Netflix Buys Exclusive Distribution Rights for South Korean Film 'Pandora'
The disaster film, from the producers of breakout zombie hit 'Train to Busan,' will be made available in 190 territories through the online streaming giant.
Netflix and South Korean film production and distribution company Next Entertainment World announced on Tuesday an international licensing agreement for the anticipated nuclear disaster film Pandora.
Pandora will be available to stream exclusively on Netflix in 190 countries, excluding Korea, next year. In Korea, the film will be available to stream after its theatrical release. Its opening date in Korean cinemas has not yet been set.
This is the first time a Korean title has been pre-sold to Netflix.

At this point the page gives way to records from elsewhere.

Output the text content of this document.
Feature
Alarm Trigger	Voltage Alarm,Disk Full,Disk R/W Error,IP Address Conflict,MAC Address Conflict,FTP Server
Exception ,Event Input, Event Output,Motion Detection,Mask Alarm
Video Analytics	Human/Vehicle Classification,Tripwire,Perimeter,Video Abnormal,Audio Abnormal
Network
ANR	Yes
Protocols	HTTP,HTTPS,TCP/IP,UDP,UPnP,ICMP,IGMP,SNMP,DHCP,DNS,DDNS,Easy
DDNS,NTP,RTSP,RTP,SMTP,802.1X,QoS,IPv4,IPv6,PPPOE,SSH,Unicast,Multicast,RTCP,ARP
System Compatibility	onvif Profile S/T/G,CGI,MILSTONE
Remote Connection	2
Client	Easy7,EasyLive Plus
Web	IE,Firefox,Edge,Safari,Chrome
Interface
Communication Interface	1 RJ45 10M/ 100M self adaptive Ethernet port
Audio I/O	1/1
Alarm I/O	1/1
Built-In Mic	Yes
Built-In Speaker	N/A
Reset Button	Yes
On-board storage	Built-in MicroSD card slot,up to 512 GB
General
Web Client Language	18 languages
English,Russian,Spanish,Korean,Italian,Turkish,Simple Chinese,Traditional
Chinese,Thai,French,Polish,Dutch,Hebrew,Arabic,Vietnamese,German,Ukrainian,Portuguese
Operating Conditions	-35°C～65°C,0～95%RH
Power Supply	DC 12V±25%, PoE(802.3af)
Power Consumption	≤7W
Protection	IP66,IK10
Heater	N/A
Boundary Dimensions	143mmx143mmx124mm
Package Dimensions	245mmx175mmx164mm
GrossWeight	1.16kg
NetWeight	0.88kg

"We are excited to work with Next Entertainment World to bring such high-quality Korean titles like Pandora to our members worldwide,” said Rob Roy, vp content acquisition at Netflix. "Netflix is committed to bringing the best of global entertainment to the world, and in an era where the Internet knows no bounds, this is another step toward delivering great stories to fans no matter where they live."
Says Kim Woo-taek, CEO of NEW: "We are delighted to partner with Netflix, a world-class content distributor, to be able to present Pandora to global audiences in over 190 countries. Following the recent success of Train to Busan in Asia, we hope the nuclear-themed Pandora can win much love from the audiences worldwide."

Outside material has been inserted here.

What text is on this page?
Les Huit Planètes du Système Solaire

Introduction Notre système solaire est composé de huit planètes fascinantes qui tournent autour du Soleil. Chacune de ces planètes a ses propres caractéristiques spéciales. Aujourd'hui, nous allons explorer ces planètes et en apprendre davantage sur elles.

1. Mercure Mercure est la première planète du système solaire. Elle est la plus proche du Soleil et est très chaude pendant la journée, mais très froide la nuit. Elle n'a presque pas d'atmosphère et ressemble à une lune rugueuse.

Pandora, a CAC Entertainment film, is directed by award-winning screenwriter turned filmmaker Park Jung-Woo, who is known for the science fiction horror film Deranged. Disaster strikes a nuclear power plant in a small, quiet town when an earthquake unexpectedly hits.The Pirates star Kim Nam-gil plays a man who risks his life to save his family and country from the impending nuclear disaster. The film also stars Kim Young-ae (The Attorney), Jung Jin-young (Miracle of Cell No. 7) and Kim Dae-myeong (Misaeng).

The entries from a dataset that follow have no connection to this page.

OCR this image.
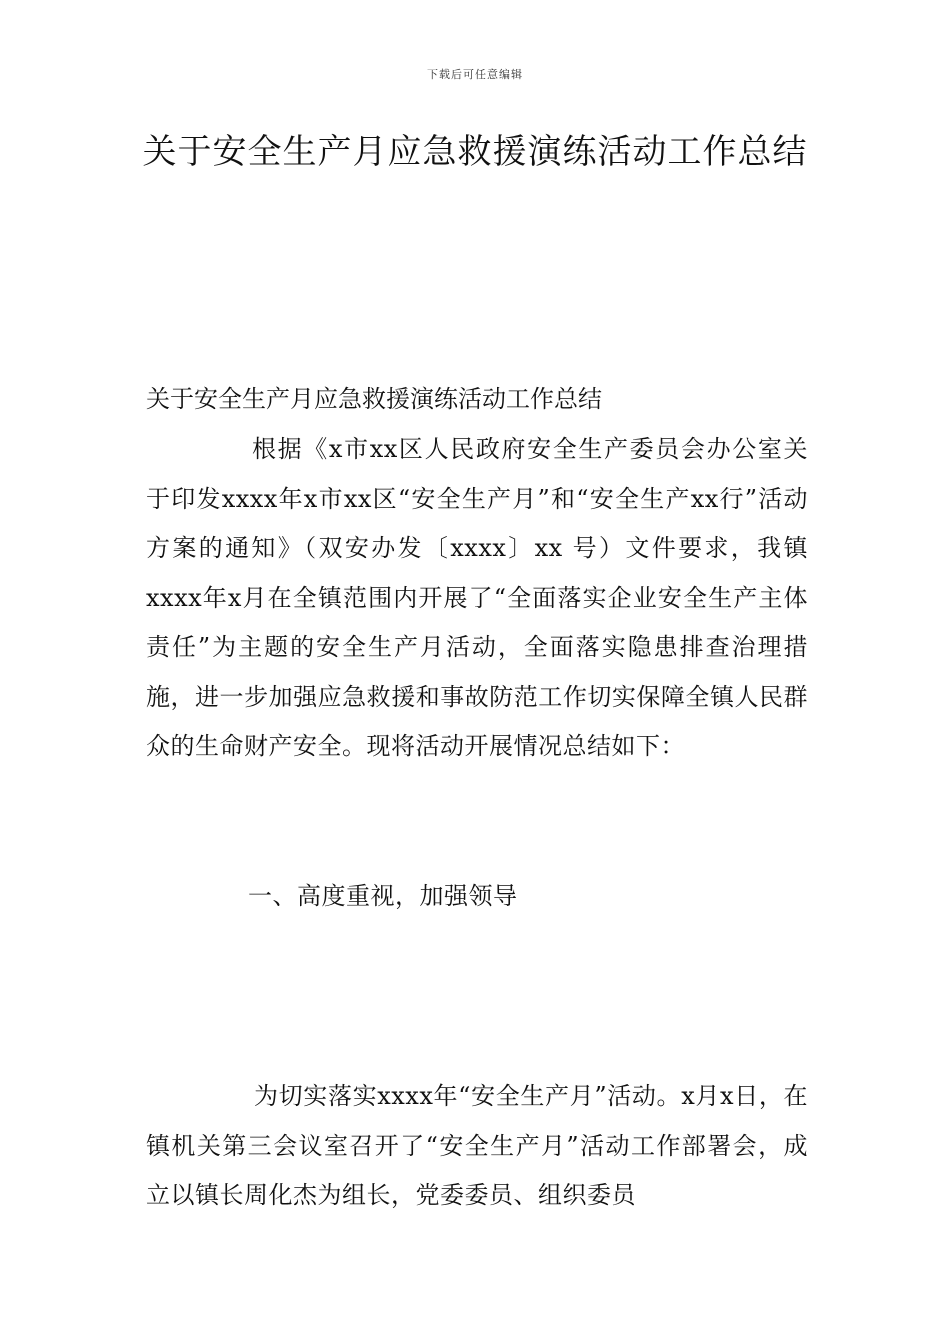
下载后可任意编辑
关于安全生产月应急救援演练活动工作总结

关于安全生产月应急救援演练活动工作总结

根据《x市xx区人民政府安全生产委员会办公室关于印发xxxx年x市xx区“安全生产月”和“安全生产xx行”活动方案的通知》（双安办发〔xxxx〕xx 号）文件要求，我镇xxxx年x月在全镇范围内开展了“全面落实企业安全生产主体责任”为主题的安全生产月活动，全面落实隐患排查治理措施，进一步加强应急救援和事故防范工作切实保障全镇人民群众的生命财产安全。现将活动开展情况总结如下：

一、高度重视，加强领导

为切实落实xxxx年“安全生产月”活动。x月x日，在镇机关第三会议室召开了“安全生产月”活动工作部署会，成立以镇长周化杰为组长，党委委员、组织委员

Netflix made headlines earlier this year when it announced that it was investing $50 million in Okja, a fantasy film by Bong Joon Ho that is also due for simultaneous release over Netflix and in cinemas next year. Top execs Reed Hastings and Ted Sarandos stated plans to expand Netflix's slate of Korean originals in addition to shows such as Drama World that have recently premiered.